Walkers sees a continuation of a trend of 2012 when large single investors gained increased leverage in the global hedge funds industry, putting pressure on fees and demanding more transparency and more flexible terms. As a result, capital supply to the industry “has typically come with strings attached”.
In a hedge funds outlook for 2013 Walkers expects single investors to maintain the strong negotiation power. “While this is not a new trend, it will likely continue to accelerate in 2013. Investors will focus on pricing, transparency, and liquidity, including an increased ability to withdraw capital on demand and get it back in cash,” Walkers said.
The law firm noted that data from Cayman Islands Monetary Authority-regulated funds set up by Walkers indicates a demand for enhanced liquidity as monthly liquidity provisions increased from 35 per cent of funds in 2011 to 53 per cent of funds in 2012. Correspondingly, the share of funds with quarterly liquidity provisions fell from 55 per cent to 31 per cent.

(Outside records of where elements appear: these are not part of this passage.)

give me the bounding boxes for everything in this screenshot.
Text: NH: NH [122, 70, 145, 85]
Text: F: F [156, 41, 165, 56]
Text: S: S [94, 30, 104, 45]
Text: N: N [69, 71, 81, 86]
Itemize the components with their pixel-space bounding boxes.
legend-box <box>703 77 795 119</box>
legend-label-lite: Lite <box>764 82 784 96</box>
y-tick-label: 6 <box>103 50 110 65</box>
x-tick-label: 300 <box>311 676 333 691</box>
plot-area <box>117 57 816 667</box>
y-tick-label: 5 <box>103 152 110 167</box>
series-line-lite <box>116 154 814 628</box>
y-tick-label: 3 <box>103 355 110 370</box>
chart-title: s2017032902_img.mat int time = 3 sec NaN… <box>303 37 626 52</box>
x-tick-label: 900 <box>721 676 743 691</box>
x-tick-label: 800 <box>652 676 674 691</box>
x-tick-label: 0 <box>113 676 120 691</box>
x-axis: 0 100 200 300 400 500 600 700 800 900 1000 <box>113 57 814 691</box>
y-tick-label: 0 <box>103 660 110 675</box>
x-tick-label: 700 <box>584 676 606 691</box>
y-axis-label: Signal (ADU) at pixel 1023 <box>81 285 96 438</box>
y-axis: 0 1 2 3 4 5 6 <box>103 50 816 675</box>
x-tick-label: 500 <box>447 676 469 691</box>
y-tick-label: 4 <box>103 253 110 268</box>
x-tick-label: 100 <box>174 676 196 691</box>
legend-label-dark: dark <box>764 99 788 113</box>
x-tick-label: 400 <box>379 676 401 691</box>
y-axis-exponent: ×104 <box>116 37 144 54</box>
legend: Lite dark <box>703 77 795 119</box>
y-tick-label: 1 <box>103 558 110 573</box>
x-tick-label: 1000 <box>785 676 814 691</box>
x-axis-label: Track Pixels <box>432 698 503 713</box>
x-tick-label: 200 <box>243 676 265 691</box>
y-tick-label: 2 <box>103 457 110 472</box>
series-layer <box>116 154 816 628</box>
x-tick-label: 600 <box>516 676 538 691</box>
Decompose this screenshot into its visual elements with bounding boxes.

At the same time, lock-up provisions, which restrict investor access to funds for a prescribed period of time, have become less common. A majority of 71 per cent of funds had no lock-up provisions at all.
The data from Walkers clients also shows a trend toward the use of independent directors, with 72 per cent of all new funds featured independent directors, up from 64 per cent in 2011.

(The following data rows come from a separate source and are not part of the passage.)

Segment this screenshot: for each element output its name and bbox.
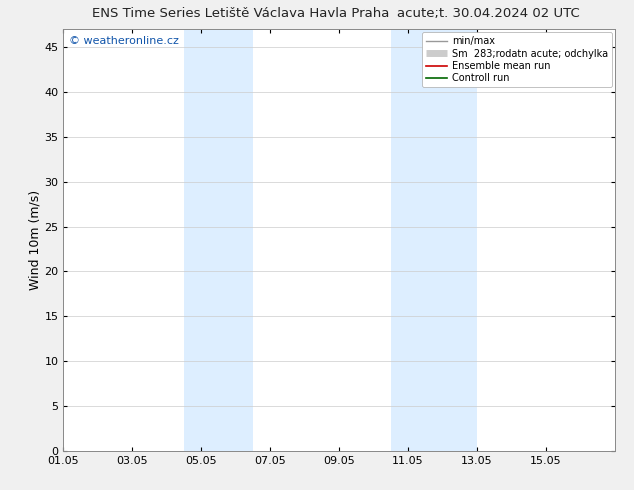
Bar xyxy=(391,29,477,451)
Bar xyxy=(184,29,253,451)
Legend: min/max, Sm  283;rodatn acute; odchylka, Ensemble mean run, Controll run: min/max, Sm 283;rodatn acute; odchylka, … xyxy=(422,32,612,87)
Text: acute;t. 30.04.2024 02 UTC: acute;t. 30.04.2024 02 UTC xyxy=(397,7,579,21)
Y-axis label: Wind 10m (m/s): Wind 10m (m/s) xyxy=(29,190,42,290)
Text: © weatheronline.cz: © weatheronline.cz xyxy=(69,36,179,46)
Text: ENS Time Series Letiště Václava Havla Praha: ENS Time Series Letiště Václava Havla Pr… xyxy=(92,7,390,21)
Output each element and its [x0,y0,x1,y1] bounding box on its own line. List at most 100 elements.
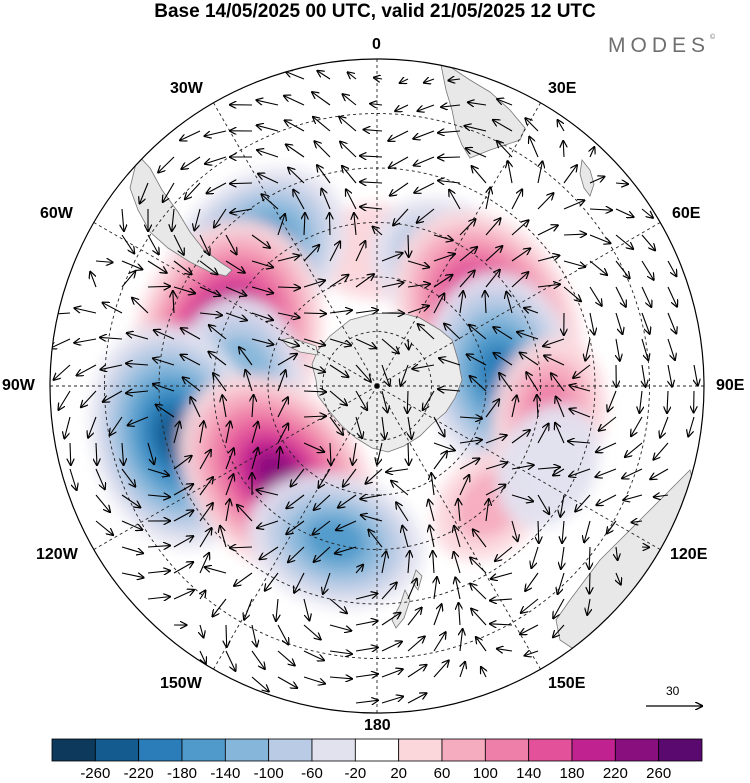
wind-vector [639,390,642,413]
wind-vector [173,260,192,274]
wind-vector [205,130,227,136]
wind-vector [494,353,513,366]
wind-vector [623,494,643,500]
vector-scale-label: 30 [666,684,680,698]
wind-vector [355,621,378,625]
wind-vector [364,130,383,131]
wind-vector [262,194,279,210]
wind-vector [303,598,309,620]
wind-vector [140,182,149,203]
meridian [93,385,378,550]
wind-vector [525,651,539,656]
wind-vector [303,391,326,392]
wind-vector [537,424,549,444]
wind-vector [199,234,209,255]
colorbar-swatch [571,738,616,762]
lon-label-60w: 60W [40,205,73,222]
wind-vector [418,104,435,111]
wind-vector [439,358,461,366]
wind-vector [641,338,648,360]
wind-vector [244,598,253,620]
lon-label-150e: 150E [548,675,586,692]
wind-vector [458,499,460,522]
wind-vector [408,234,409,257]
wind-vector [373,227,383,236]
wind-vector [126,363,149,365]
wind-vector [370,104,383,105]
wind-vector [153,358,175,366]
wind-vector [335,546,357,553]
wind-vector [558,572,565,594]
wind-vector [654,442,669,460]
wind-vector [407,665,426,678]
wind-vector [303,313,326,314]
wind-vector [660,416,669,438]
wind-vector [511,272,528,288]
wind-vector [430,525,434,548]
wind-vector [81,390,97,407]
wind-vector [407,260,429,267]
wind-vector [226,421,230,444]
wind-vector [286,494,305,508]
wind-vector [497,99,513,106]
wind-vector [127,333,149,340]
wind-vector [239,347,253,366]
wind-vector [69,468,77,490]
wind-vector [631,416,643,436]
wind-vector [225,260,245,273]
wind-vector [277,650,295,665]
wind-vector [381,253,402,262]
wind-vector [95,261,113,262]
wind-vector [121,234,134,253]
wind-vector [497,141,513,158]
wind-vector [459,440,482,443]
wind-vector [277,313,300,318]
wind-vector [473,529,487,548]
wind-vector [615,260,630,278]
wind-vector [147,286,170,287]
wind-vector [433,254,455,262]
wind-vector [508,161,512,184]
wind-vector [147,234,159,254]
wind-vector [511,465,534,469]
wind-vector [551,373,565,392]
wind-vector [694,364,698,386]
wind-vector [472,166,487,184]
wind-vector [173,234,184,255]
wind-vector [199,313,222,315]
wind-vector [303,416,326,417]
wind-vector [395,104,409,111]
colorbar-tick-label: -100 [253,765,284,782]
wind-vector [303,442,324,452]
wind-vector [493,120,513,132]
wind-vector [209,325,227,340]
wind-vector [277,370,286,392]
wind-vectors [50,71,698,703]
wind-vector [433,442,455,450]
wind-vector [585,338,591,361]
wind-vector [459,475,469,496]
wind-vector [668,364,672,387]
wind-vector [317,165,331,184]
lon-label-30w: 30W [170,80,203,97]
wind-vector [322,189,331,210]
wind-vector [329,310,352,313]
wind-vector [560,494,564,517]
wind-vector [355,565,363,574]
wind-vector [237,505,253,522]
wind-vector [537,225,558,236]
wind-vector [194,208,201,230]
wind-vector [391,481,409,496]
wind-vector [277,354,297,366]
wind-vector [225,650,235,671]
wind-vector [589,234,610,243]
colorbar-swatch [614,738,660,762]
wind-vector [511,494,533,501]
wind-vector [313,117,331,132]
wind-vector [454,526,461,548]
wind-vector [303,245,319,262]
wind-vector [205,567,227,574]
wind-vector [329,651,352,654]
wind-vector [596,468,617,477]
wind-vector [329,416,343,435]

Given the uncertainty in Europe and the Middle East, some investors will be inclined to avoid the perceived challenges in the two regions and instead focus on opportunities in emerging markets. But with credit being tighter overall, many managers will seek to take advantage of the volatility in the European Union, seeing greater potential for returns, according to the law firm.
In Asia, Hong Kong has seen an influx of large global hedge fund players during the recent past. Smaller hedge funds, in turn, struggled to raise new capital amid a “flight to quality” by investors, high barriers to entry and poor performance in difficult trading conditions, Walkers noted.
Japan was one of the better performing markets in Asia, whereas China experienced the adverse effects of the real estate bubble. Investors looking for opportunities in Asia will tend to invest with fund managers who have demonstrated the ability to limit high market volatility, Walkers predicted.